PAUL ile Marya Afrika’nın fakir bir bölgesinde süpermarket işletiyordu. Gece gündüz çalışarak çok para kazandılar. Zamanla Mary’nin övünebileceği, lüks mobilyalarla döşeli yeni, geniş bir evi oldu. Paul ise, ortalıkta lüks bir arabayla dolaşabiliyordu.
Bir gün hükümet karşıtı bir grup Paul’e yaklaşıp şu talepte bulundu: “İşyerinin davamızı desteklemek üzere her ay 100 dolar bağışlamasını istiyoruz.” Politik mücadelede taraf olmak istemeyen Paul ve Mary bunu cesaretle reddetti. Tarafsız tavırları yüzünden, hükümetten parasal destek aldıkları sanıldı. Bir hafta sonu, Paul ve Mary şehir dışındayken dükkânları yağmalandı, arabaları ve güzel evleri ateşe verildi.

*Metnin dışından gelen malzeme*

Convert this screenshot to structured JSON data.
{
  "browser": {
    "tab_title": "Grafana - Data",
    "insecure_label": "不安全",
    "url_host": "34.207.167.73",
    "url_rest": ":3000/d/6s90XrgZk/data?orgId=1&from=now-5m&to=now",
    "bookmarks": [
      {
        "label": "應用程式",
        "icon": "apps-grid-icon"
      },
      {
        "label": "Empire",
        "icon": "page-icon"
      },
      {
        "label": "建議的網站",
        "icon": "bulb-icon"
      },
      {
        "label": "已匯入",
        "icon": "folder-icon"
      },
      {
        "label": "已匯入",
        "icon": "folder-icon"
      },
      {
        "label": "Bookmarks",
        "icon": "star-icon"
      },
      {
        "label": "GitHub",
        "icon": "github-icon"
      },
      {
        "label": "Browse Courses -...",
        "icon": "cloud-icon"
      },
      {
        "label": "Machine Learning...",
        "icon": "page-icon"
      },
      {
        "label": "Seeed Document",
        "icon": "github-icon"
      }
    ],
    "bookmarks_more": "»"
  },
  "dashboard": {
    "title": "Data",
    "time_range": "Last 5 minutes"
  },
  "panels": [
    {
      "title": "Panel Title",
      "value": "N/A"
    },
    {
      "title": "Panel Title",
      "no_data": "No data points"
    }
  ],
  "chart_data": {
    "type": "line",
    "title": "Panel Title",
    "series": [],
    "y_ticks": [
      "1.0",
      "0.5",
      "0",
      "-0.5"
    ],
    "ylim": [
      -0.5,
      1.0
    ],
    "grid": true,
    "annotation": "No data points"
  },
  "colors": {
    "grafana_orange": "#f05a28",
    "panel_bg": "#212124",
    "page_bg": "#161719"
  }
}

Gerçekten üzücü bir olay, fakat bundan bir şey öğrenebilir miyiz? Zengin olmak için çok çalışmış olan birçok kişi kendilerini tüm servetlerinden mahrum bırakan bir felakete uğramamış olabilir, fakat gelecek hakkında ne denebilir? Mukaddes Kitap neden “Zengin olmak istiyenler imtihana ve tuzağa ve insanları helâke ve harabiyete batıran çok manasız ve muzır arzulara düşerler” diyor?—I. Timoteos 6:9.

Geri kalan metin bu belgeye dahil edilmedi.